What can you then deduce about \(M\) in this question?

[galaxysauce]

I can deduce that M is the midpoint. I got the points and found the midpoint of it to find M.. I worked it out last night but my brain just wasn't working lol. Thanks for the help! I'll come back with more questions in the future 

[galaxysauce]

Hi.. Could someone please explain this question? Thanks!

[^^^111^^^]

Hi.. Could someone please explain this question? Thanks!
(Image removed from quote.)

Hi,

Hopefully someone can correct me if I'm not right, but I think the question is asking you to simplify the expressions and rewrite in the form z = r cis(θ) .

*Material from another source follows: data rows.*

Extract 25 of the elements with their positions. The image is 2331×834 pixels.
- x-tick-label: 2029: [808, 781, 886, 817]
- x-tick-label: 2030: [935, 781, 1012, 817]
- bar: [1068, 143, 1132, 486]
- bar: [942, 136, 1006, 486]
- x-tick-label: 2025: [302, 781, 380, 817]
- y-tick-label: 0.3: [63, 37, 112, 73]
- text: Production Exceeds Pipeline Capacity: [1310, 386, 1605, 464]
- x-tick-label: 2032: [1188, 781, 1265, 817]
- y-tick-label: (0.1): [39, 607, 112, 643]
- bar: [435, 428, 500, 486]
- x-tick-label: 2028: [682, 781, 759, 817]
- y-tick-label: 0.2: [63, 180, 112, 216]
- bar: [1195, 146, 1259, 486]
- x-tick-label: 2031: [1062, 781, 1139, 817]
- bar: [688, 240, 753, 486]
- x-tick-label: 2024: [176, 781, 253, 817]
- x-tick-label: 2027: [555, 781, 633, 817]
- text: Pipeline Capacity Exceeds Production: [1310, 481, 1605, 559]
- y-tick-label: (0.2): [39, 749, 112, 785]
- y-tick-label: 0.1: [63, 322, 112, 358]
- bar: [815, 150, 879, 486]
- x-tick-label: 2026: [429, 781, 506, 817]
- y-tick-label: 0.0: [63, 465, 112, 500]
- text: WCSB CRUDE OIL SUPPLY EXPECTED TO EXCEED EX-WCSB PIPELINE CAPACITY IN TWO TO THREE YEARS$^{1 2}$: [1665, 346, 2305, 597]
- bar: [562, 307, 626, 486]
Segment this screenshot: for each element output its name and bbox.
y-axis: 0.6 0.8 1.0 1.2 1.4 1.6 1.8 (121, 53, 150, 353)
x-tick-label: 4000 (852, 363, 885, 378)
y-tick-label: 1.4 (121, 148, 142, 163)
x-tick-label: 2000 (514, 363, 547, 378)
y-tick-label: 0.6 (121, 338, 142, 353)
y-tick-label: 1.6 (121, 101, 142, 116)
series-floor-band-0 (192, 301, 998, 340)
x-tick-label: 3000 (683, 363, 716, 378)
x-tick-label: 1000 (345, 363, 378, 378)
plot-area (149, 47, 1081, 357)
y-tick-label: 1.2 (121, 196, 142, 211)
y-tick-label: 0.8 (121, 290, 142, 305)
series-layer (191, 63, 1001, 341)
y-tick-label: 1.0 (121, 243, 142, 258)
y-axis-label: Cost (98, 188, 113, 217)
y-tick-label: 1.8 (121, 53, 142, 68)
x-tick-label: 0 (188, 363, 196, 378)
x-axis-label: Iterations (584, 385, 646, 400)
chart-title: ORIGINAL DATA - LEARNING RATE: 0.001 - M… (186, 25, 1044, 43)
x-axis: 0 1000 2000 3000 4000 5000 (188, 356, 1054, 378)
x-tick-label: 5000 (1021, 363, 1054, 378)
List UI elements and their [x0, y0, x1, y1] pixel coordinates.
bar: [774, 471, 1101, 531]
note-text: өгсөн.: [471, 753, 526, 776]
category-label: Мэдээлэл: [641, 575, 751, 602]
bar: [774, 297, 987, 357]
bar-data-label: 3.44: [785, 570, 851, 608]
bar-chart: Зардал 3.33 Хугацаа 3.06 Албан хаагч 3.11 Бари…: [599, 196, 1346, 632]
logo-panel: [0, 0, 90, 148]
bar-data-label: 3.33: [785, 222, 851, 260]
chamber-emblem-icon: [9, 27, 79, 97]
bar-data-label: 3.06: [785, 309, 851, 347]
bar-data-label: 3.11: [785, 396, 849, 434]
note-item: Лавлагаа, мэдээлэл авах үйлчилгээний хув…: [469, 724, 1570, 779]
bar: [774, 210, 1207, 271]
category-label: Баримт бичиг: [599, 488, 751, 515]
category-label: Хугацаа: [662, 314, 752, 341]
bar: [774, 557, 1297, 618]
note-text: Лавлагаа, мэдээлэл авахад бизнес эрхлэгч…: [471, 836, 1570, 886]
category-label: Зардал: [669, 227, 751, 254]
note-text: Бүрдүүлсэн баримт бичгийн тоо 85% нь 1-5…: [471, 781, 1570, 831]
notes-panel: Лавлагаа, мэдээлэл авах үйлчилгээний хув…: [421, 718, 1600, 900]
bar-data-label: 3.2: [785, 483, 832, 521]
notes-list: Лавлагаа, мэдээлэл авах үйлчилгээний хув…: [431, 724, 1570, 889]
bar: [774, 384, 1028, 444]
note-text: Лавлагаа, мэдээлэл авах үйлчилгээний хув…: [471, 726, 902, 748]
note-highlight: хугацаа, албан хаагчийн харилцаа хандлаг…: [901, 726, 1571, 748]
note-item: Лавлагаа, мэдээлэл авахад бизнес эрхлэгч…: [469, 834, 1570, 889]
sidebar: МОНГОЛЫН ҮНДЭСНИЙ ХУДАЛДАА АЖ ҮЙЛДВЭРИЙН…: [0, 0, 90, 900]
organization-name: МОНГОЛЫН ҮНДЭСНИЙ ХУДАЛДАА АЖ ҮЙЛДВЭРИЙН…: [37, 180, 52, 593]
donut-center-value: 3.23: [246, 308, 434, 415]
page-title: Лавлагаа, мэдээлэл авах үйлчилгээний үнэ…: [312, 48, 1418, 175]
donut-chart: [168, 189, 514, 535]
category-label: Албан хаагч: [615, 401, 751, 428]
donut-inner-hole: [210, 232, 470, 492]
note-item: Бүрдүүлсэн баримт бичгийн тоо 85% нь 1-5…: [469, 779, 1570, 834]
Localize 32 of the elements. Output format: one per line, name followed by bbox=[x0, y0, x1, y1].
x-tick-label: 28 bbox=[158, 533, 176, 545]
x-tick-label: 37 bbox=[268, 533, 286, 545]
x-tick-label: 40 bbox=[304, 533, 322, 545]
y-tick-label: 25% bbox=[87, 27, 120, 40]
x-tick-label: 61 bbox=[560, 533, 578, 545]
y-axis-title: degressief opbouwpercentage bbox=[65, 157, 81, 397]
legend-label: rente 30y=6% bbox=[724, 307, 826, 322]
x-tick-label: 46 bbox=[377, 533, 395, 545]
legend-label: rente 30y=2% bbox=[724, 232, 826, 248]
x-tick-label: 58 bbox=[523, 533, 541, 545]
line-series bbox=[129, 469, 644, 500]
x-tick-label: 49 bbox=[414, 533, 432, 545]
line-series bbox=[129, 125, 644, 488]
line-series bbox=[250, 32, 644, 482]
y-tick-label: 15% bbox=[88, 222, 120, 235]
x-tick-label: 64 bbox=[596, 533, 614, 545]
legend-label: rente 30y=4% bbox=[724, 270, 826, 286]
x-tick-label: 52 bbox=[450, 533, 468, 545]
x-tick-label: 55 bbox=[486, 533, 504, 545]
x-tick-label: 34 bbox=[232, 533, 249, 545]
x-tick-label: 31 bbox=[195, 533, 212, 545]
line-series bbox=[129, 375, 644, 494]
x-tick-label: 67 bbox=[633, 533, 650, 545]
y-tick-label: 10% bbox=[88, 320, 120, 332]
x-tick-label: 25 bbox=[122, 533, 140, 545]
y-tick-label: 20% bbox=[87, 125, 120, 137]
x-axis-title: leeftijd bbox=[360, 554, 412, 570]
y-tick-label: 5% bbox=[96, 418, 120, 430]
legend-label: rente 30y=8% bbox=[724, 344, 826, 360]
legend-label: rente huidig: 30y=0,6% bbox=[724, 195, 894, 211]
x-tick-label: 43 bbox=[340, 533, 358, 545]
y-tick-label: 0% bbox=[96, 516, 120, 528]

For example, for part a), try to think of how you would write the conjugate of a complex number, and hence z = cos(θ) - i sin(θ) in the form z = r cis(θ), and work your way from that.

[galaxysauce]

Hi.. I'm back again haha. 
Could someone please help me with this question? P.S I've noticed that I have been struggling with proof questions and was wondering if anyone knew how to get better at them? Thanks!

[ArtyDreams]

Hi.. I'm back again haha. 
Could someone please help me with this question? P.S I've noticed that I have been struggling with proof questions and was wondering if anyone knew how to get better at them? Thanks!
(Image removed from quote.)

Hi!

For this question, the main point is that ABX is an equilateral triangle, therefore, all angles and sides are equal. The angles in an equilateral triangle are 60º, so you use angle properties to deduce the sizes of the other angles. (For example, angle XAD is 30º, since XAB is 60º, and they add up to a right angle).

Hope this helps, let me know if you need some more guidance!